O maior pedaço de plástico encontrado pelo investigador João Pequeno nas entranhas de um carapau tinha 4680 micrómetros, o que equivale a cerca de cinco milímetros. Dificilmente seria consumido se tivesse ido parar ao prato de alguém, porque as tripas do peixe normalmente não são comidas. Porém, isso não significa que não andemos a comer plástico, já que, como explica ao Expresso este investigador do Centro de Ciências do Mar (MARE) da Faculdade de Ciências e Tecnologia da Universidade Nova (FCT Nova), “quando consumimos peixes ou bivalves, podemos ingerir sem os detetar nanoplásticos que entretanto passaram para o músculo do peixe”.

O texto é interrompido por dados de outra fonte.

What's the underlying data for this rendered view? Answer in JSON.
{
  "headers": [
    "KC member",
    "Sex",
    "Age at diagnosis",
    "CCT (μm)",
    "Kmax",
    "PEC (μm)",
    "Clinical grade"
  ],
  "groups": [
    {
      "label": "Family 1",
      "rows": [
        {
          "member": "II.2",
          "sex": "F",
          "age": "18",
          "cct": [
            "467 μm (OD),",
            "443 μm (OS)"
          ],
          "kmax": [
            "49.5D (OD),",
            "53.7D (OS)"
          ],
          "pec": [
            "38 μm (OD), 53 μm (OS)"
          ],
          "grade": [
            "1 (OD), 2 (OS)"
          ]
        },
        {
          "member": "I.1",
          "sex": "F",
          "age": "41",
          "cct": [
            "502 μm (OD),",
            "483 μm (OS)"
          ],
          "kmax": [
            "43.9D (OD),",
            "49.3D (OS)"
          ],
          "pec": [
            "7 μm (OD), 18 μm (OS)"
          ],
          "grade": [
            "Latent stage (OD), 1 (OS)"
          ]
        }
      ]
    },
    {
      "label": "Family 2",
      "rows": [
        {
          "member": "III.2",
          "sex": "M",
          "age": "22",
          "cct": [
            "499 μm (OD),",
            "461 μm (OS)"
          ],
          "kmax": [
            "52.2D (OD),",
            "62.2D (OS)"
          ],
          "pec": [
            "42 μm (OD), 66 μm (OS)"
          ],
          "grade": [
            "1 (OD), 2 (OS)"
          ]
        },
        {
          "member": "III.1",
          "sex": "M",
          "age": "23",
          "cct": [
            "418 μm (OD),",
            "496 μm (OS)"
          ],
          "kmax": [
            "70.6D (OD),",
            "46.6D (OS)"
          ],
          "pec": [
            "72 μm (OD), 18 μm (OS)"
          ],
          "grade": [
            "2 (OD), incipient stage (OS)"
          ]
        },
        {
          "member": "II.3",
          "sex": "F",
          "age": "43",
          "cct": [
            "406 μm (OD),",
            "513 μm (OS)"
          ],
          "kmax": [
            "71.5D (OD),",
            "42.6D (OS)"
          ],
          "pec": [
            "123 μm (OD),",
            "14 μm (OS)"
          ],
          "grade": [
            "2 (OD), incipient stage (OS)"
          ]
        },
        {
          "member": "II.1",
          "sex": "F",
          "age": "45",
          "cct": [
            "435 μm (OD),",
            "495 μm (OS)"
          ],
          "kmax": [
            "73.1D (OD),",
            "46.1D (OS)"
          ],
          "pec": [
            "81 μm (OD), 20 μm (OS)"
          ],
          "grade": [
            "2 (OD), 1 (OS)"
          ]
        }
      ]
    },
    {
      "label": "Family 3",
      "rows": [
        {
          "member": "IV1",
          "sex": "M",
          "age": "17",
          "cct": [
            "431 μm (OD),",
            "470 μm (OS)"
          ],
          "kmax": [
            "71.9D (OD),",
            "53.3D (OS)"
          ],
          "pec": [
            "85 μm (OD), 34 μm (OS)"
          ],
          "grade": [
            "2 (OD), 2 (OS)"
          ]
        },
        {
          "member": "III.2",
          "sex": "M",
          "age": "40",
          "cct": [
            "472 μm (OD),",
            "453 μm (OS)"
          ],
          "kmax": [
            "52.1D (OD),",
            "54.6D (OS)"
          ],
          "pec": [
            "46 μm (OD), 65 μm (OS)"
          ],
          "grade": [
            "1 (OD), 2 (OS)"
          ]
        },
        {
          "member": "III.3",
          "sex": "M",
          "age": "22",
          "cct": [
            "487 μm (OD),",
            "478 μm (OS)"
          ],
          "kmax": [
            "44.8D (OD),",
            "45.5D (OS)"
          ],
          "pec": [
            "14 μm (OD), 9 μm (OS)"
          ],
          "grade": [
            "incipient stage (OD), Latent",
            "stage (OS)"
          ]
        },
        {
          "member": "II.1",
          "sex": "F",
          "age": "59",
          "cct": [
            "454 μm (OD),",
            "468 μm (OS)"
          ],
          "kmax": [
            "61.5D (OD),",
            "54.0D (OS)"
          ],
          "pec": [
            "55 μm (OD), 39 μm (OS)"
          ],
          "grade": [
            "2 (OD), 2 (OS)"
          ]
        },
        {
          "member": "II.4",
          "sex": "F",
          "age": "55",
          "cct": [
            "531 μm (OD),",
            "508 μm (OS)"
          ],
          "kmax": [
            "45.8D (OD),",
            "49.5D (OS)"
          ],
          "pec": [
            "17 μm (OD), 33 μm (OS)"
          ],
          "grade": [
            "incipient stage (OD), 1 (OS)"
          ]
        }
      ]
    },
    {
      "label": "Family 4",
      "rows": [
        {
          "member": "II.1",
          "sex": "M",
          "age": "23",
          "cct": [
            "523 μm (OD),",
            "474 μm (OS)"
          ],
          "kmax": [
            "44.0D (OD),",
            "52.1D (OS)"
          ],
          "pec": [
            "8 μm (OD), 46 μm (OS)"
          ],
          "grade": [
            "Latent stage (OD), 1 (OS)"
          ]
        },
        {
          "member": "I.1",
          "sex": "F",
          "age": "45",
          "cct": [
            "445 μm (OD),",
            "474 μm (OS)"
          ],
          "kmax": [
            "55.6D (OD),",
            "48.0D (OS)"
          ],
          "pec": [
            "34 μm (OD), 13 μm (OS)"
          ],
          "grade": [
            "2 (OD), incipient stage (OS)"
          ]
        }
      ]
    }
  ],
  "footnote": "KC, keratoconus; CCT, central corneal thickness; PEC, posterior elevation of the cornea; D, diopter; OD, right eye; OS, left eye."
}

O mais recente estudo sobre a presença de microplásticos em espécies marinhas e estuarinas da costa portuguesa — ‘Microplastics in Marine and Estuarine Species From the Coast of Portugal’ — foi agora publicado na revista “Frontiers in Environmental Science”. A investigação, conduzida pelo engenheiro do ambiente João Pequeno — e que contou com outros cientistas do MARE da FCT Nova e da Universidade de Coimbra como Paula Sobral e Filipa Bessa —, vem confirmar o que outros estudos têm revelado: a omnipresença da poluição por plástico em rios e mares.
Neste estudo, os investigadores detetaram indícios de microplásticos no sistema gastrointestinal de cerca de 80% dos 474 exemplares de carapau, cavala, mexilhão, lambujinha e minhocão dissecados e analisados em laboratório. Os exemplares apanhados em diversos locais da costa portuguesa — os carapaus e as cavalas eram oriundos da costa de Sesimbra e da Figueira da Foz, os mexilhões da zona de Porto Covo e do estuário do Tejo, e as lambujinhas e o minhocão do estuário do Sado — demonstram que a poluição por microplásticos existe em diferentes espécies marítimas e habitats e entram na cadeia da alimentação humana.
“Se os peixes e os bivalves os consomem, nós também”, lembra João Pequeno. E se os podemos retirar do carapau ou da cavala, quando os amanhamos, já nos mexilhões, nas ameijoas ou nas lambujinhas ingerimo-los por inteiro. O investigador frisa que “é preciso mais investigação sobre as consequências da presença e da acumulação destes plásticos e dos seus efeitos tóxicos para a saúde pública”. E que “é necessário adotar políticas e medidas mais ambiciosas em relação à diminuição da produção e do consumo de plástico, incentivando boas práticas na indústria, no consumidor e nos sistemas de recolha e reciclagem”.
A poluição que despejamos para os nossos rios
Apesar de este estudo em concreto não estabelecer uma relação direta sobre a origem destes plásticos, outras investigações recentes lembram que os rios da Europa (e não só os da Ásia) são os canais por onde estes microplásticos chegam à nossa costa e contaminam o pescado que ingerimos. A investigadora Filipa Bessa, do MARE da Universidade de Coimbra, também participou num outro estudo recentemente publicado na revista “Nature Sustainability” que revela que “a Europa também contribui, de forma significativa, com transferência de cerca de 307-925 milhões de itens de plástico para o mar” e que “82% do lixo que chega ao mar é plástico”.
A investigação sobre a poluição de plástico gerada pelos rios europeus — “Floating macrolitter leaked from Europe into the ocean” — foi liderada por dois investigadores da Universidade de Cadiz (Daniel González e Andrés Cózar) e envolveu mais de duas dezenas de investigadores de 11 países, incluindo Portugal.
Filipa Bessa recolheu dados do rio Mondego, um dos 42 rios europeus analisados e que está “a meio da tabela no que toca a emissões poluentes de plástico”. Ao Expresso, esclarece que o estudo revela que as economias mais ricas da Europa são as que mais contribuem para o lixo de plástico flutuante que chega ao oceano através dos rios do continente europeu.